A group of researchers from NVIDIA, the University of Waterloo, the University of Toronto and the Vector Institute have published a new state-of-the-art method for semantic segmentation.
The novel method outperforms current state-of-the-art methods on the Cityscapes benchmark dataset by large margins (2% for mIoU, mean intersection-over-union and 4% on boundary F-score). Researchers propose an interesting architecture composed of two streams – a segmentation stream and a shape stream. The key idea here is to divide the task of image segmentation into semantic segmentation prediction and boundaries prediction. In order to exploit this kind of architecture, researchers introduce a type of gates between the two streams (or branches) that allow the shape stream to learn more robust features using the higher-level activations from the classical (segmentation) stream. They call this architecture a “Gated Shape Convolutional Neural Network” (Gated-SCNN). The last module of the architecture is fusing the output of both streams to produce the final output. The network was trained using segmentation as well as “dual-task” loss.
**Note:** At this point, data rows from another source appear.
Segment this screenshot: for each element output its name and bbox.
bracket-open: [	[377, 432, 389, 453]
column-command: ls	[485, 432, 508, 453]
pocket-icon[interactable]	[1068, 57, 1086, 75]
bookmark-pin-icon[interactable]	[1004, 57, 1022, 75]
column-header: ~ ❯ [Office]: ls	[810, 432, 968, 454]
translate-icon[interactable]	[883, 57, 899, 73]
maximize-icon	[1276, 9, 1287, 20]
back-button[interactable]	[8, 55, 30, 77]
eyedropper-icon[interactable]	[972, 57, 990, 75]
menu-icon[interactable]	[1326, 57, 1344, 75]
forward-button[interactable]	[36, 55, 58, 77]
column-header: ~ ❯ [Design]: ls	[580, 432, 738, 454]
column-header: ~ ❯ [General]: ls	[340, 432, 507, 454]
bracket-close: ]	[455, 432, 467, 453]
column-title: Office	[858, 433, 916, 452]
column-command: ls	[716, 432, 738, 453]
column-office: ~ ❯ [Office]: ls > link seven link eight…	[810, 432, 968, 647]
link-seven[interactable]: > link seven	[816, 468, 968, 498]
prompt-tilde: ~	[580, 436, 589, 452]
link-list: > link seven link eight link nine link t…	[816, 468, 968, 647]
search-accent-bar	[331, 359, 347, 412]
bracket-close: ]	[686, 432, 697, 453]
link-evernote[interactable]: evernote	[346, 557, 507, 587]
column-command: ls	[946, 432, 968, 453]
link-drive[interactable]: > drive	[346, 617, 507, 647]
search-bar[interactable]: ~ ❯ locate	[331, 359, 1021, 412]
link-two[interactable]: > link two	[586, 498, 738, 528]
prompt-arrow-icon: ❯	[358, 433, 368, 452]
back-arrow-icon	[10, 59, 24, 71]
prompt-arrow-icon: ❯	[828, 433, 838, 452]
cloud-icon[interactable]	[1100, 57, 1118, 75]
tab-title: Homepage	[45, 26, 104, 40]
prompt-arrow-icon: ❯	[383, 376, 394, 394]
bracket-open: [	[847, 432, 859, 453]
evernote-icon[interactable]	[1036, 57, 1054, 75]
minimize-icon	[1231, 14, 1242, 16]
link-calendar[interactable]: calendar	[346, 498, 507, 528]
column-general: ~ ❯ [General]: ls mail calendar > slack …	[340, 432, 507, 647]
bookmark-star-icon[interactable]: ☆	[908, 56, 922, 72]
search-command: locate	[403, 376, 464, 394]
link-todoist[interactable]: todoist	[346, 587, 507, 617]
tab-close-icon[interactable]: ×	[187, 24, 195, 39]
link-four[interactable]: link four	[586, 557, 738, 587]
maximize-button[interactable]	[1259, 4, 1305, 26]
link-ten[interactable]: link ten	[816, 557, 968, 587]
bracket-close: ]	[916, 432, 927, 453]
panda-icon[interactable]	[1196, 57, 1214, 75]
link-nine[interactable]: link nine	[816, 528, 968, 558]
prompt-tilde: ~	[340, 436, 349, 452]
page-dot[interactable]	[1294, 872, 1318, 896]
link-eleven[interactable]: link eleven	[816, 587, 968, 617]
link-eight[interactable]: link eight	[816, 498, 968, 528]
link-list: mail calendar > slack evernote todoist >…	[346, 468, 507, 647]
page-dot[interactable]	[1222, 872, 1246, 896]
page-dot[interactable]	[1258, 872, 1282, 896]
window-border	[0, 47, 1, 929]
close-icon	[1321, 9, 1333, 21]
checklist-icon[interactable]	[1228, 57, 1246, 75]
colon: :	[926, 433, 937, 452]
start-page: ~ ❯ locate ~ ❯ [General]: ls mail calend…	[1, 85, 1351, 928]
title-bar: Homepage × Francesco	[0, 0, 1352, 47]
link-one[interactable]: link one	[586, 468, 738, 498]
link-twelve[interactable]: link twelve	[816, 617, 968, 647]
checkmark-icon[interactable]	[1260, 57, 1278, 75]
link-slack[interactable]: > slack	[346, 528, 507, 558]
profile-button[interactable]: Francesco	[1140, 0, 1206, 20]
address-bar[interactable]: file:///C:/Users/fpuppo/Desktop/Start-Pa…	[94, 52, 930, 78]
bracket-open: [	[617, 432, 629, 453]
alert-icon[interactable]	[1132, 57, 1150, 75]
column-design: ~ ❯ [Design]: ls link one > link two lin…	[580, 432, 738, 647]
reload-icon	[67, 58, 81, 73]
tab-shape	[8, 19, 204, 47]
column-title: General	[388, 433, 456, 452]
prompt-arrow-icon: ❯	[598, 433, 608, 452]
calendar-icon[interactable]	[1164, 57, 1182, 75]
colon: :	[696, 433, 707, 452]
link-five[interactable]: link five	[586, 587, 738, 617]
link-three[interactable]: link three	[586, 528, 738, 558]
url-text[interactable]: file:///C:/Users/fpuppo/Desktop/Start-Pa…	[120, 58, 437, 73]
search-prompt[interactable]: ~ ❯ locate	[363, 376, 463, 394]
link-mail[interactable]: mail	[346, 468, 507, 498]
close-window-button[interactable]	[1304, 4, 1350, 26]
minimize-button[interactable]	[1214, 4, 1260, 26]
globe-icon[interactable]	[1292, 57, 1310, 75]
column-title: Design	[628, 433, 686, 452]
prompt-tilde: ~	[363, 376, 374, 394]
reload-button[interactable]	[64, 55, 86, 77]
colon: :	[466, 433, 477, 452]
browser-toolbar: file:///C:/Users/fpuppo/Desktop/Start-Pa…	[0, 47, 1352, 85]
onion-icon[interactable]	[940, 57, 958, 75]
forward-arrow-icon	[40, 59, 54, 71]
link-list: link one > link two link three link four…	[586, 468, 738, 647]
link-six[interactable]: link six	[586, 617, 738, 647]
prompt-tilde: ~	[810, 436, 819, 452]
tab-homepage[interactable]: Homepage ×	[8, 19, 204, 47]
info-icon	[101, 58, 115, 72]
Researchers showed that this kind of architecture is able to learn more precise boundaries, especially when segmenting smaller objects. The evaluations show that it outperforms strong baseline models such as DeepLabV3, PSP-Net on the Cityscapes dataset.
Outputs from the model as well as more details about the method can be found on the official project website. The paper is available on arxiv, while the code will be open-sourced soon, according to the information on the website.